Deadline: 19-Sep-23
The Structural Transformation and Economic Growth (STEG) and the Yale Research Initiative on Innovation and Scale (Y-RISE) invite applications to the fourth call for proposals for Larger Research Grants (LRGs).
LRGs of up to £100,000 (For this funding call, the £100,000 cap will be relaxed for projects with extraordinary data collection costs in low-income countries.) can fund research assistance, data collection and/or purchase, and teaching buyouts, or relevant remuneration practices, for the principal investigator and co-investigators from partner institutions. Grants also support travel to field sites, even when secondary data is utilised.
Themes
- Research may focus on broad systemic patterns and processes of structural transformation and growth for low-income countries, in a comparative sense across time or space, or more narrowly defined topics related to one or more of the following six research themes:
- Data, measurement, and conceptual framing;
- Firms, frictions and spillovers, and industrial policy;
- Labour, home production, and structural transformation at the level of households;
- Agricultural productivity and sectoral gaps;
- Trade and spatial frictions;
- Political economy and public investment.

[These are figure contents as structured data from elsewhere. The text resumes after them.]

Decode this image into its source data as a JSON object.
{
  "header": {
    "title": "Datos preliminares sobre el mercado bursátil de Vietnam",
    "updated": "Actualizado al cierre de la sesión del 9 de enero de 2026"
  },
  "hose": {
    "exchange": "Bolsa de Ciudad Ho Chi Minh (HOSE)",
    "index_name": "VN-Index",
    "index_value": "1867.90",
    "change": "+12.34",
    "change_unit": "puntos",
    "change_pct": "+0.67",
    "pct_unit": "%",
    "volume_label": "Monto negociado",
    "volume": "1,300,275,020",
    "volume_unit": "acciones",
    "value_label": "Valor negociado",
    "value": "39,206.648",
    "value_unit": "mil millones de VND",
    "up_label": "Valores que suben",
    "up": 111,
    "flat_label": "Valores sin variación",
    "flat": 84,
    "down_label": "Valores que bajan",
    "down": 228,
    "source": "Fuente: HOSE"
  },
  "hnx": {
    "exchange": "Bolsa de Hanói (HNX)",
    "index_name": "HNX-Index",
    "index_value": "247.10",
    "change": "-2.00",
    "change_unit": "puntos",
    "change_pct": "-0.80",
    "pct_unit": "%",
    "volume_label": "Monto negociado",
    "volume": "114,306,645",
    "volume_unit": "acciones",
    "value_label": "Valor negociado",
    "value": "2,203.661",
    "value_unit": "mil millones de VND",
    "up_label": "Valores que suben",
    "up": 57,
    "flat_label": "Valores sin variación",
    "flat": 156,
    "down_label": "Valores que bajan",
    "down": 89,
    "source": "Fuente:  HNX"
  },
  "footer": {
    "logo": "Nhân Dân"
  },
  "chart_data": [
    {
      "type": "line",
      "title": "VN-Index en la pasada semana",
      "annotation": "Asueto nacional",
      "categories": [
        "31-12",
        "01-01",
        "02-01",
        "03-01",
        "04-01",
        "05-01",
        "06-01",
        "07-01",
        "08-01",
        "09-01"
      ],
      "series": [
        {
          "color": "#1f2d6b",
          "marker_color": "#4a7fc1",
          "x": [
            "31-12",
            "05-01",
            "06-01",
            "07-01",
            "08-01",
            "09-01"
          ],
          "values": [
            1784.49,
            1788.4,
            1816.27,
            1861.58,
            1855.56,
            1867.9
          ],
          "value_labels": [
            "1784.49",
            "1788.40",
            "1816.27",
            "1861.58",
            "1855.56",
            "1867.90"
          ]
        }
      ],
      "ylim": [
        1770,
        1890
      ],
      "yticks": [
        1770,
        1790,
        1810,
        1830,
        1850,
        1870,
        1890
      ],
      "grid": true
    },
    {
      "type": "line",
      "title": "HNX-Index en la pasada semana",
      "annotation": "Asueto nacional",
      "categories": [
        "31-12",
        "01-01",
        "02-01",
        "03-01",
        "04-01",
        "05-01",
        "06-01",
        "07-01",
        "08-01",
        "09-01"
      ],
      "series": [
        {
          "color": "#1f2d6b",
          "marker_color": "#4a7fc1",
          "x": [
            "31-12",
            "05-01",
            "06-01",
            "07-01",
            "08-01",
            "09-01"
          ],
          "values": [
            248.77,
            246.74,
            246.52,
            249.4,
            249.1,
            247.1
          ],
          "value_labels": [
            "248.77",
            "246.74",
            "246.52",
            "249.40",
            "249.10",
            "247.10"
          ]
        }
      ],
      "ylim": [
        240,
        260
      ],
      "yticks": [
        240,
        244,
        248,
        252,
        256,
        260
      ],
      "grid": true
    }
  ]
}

- They also welcome work that intersects with Y-RISE’s interest in understanding policy interventions at large scales, with particular attention to work aimed at expanding the knowledge on the effects of electrification, falling into one or more of the following themes:
- The role of electricity reliability in economic development;
- Complementarities between electricity and other investments;
- Migration and agglomeration under spatially uneven electrification;
- Broad themes:
- Macro, growth, and welfare effects of large-scale programs
- Spillovers, networks, and equilibrium effects
- Policy implementation and institutional capacity
- Political economy effects of programs
- Evidence aggregation and external validity
Focus Areas
- STEG is also focused around three cross-cutting issues that are simultaneously relevant to many areas of structural transformation, including the six research themes:
- Gender;
- Climate change and the environment;
- Inequality and inclusion.
Funding Information and Duration
- Larger Research Grants (LRGs) are awarded up to the value of £100,000.
- An LRG is intended to be completed within 24 months.
Eligibility Criteria
- They welcome applications to the LRG calls from researchers all over the world, and encourage applications that propose collaboration between researchers from lower- and higher-income countries.
- In view of the current political situation and the imposition of economic sanctions on various Russian entities by Western governments, they are not currently able to accept proposals for projects that include researchers or members of the research team who are based at Russian institutions.
- Principal investigators applying to LRG calls should currently have a PhD or be enrolled in a PhD programme. Although there are no formal qualification requirements for co-investigators, co-investigators on STEG-funded projects usually have a PhD or are enrolled in a PhD programme. The knowledge, expertise, and qualifications of the entire research team will be taken into account when evaluating the proposal.
- They welcome submissions from PhD students to the regular LRG calls. However, given the scale of funding of the LRGs, all applicants will be assessed on their capability and experience in conducting data collection and research more broadly at this scale.
- They anticipate that PhD students applying on their own may struggle to compete with more established researchers. As a result, they encourage PhD students to apply as part of a team alongside more senior co-investigators, which may help to demonstrate the project’s feasibility and credibility. For all PhD students acting as principal investigators, they require a letter of support from your PhD supervisor no later than two weeks after the deadline.